Surround Vehicle Motion Prediction Using LSTM-RNN for Motion Planning of Autonomous Vehicles at Multi-Lane Turn Intersections

Abstract

This paper presents a surround vehicle motion prediction algorithm for multi-lane turn intersections using a Long Short-Term Memory (LSTM)-based Recurrent Neural Network (RNN). The motion predictor is trained using the states of subject and surrounding vehicles, which are collected by sensors mounted on an autonomous vehicle. Data on 484 vehicle trajectories were collected from real traffic situations at multi-lane turn intersections. 11,662 and 4,998 samples acquired from the vehicle trajectories were used to train and evaluate the networks, respectively.

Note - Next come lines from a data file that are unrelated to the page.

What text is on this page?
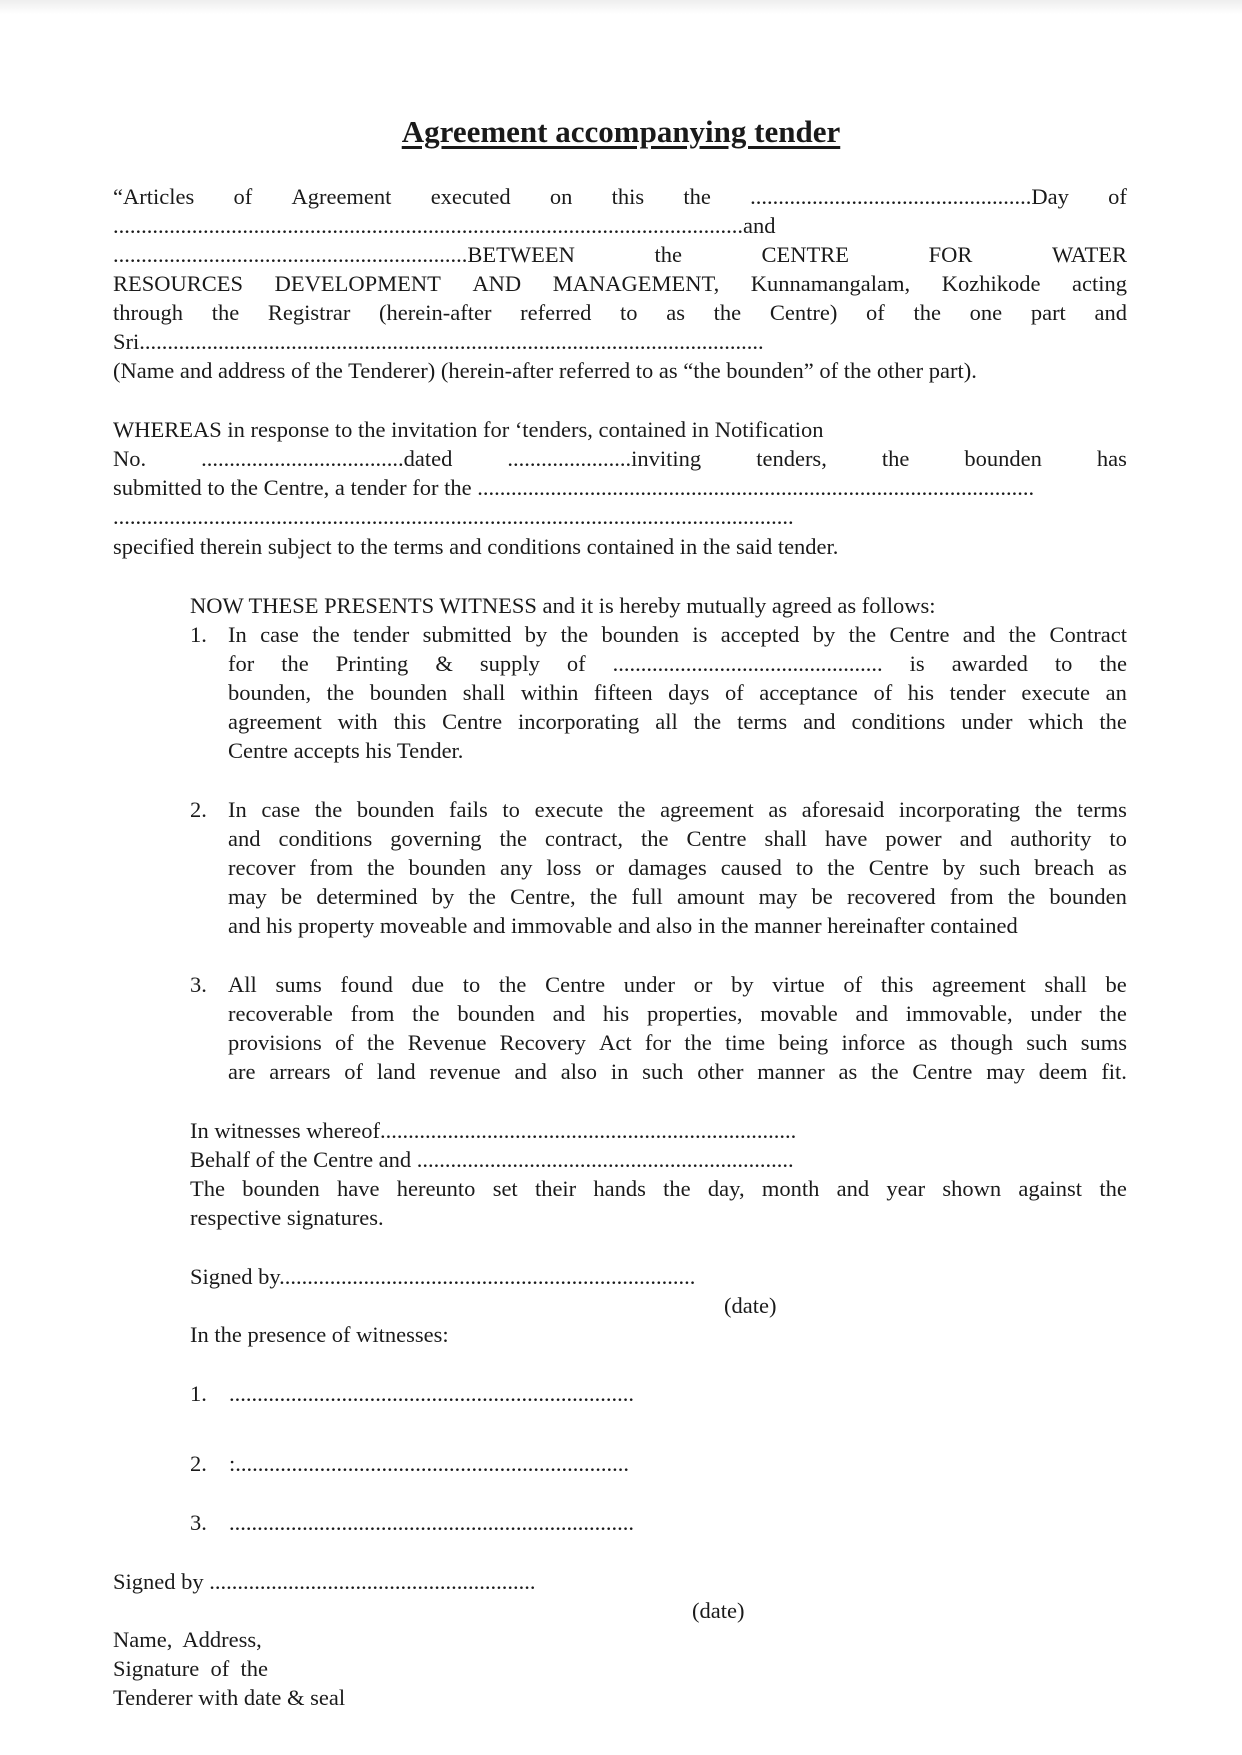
Agreement accompanying tender
“Articles of Agreement executed on this the ..................................................Day of
................................................................................................................and
...............................................................BETWEEN	the	CENTRE	FOR	WATER
RESOURCES DEVELOPMENT AND MANAGEMENT, Kunnamangalam, Kozhikode acting
through the Registrar (herein-after referred to as the Centre) of the one part and
Sri...............................................................................................................
(Name and address of the Tenderer) (herein-after referred to as “the bounden” of the other part).
WHEREAS in response to the invitation for ‘tenders, contained in Notification
No. ....................................dated ......................inviting tenders, the bounden has
submitted to the Centre, a tender for the ...................................................................................................
.........................................................................................................................
specified therein subject to the terms and conditions contained in the said tender.
NOW THESE PRESENTS WITNESS and it is hereby mutually agreed as follows:
1. In case the tender submitted by the bounden is accepted by the Centre and the Contract
for the Printing & supply of ................................................ is awarded to the
bounden, the bounden shall within fifteen days of acceptance of his tender execute an
agreement with this Centre incorporating all the terms and conditions under which the
Centre accepts his Tender.
2. In case the bounden fails to execute the agreement as aforesaid incorporating the terms
and conditions governing the contract, the Centre shall have power and authority to
recover from the bounden any loss or damages caused to the Centre by such breach as
may be determined by the Centre, the full amount may be recovered from the bounden
and his property moveable and immovable and also in the manner hereinafter contained
3. All sums found due to the Centre under or by virtue of this agreement shall be
recoverable from the bounden and his properties, movable and immovable, under the
provisions of the Revenue Recovery Act for the time being inforce as though such sums
are arrears of land revenue and also in such other manner as the Centre may deem fit.
In witnesses whereof..........................................................................
Behalf of the Centre and ...................................................................
The bounden have hereunto set their hands the day, month and year shown against the
respective signatures.
Signed by..........................................................................
(date)
In the presence of witnesses:
1. ........................................................................
2. :......................................................................
3. ........................................................................
Signed by ..........................................................
(date)
Name,  Address,
Signature  of  the
Tenderer with date & seal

A motion planner based on Model Predictive Control (MPC) is designed to determine the longitudinal acceleration command based on the predicted states of surrounding vehicles. The future states of the subject vehicle derived by MPC is used as an input feature to reflect the interaction of subject and target vehicles in LSTM-RNN based motion predictor. The proposed algorithm was evaluated in terms of its accuracy and its effects on the motion planning algorithm based on the driving data sets. The improved prediction accuracy substantially increased safety by bounding the prediction error within the safety margin. The application results of the proposed predictor demonstrate the improved recognition timing of the preceding vehicle and the similarity of longitudinal acceleration with drivers.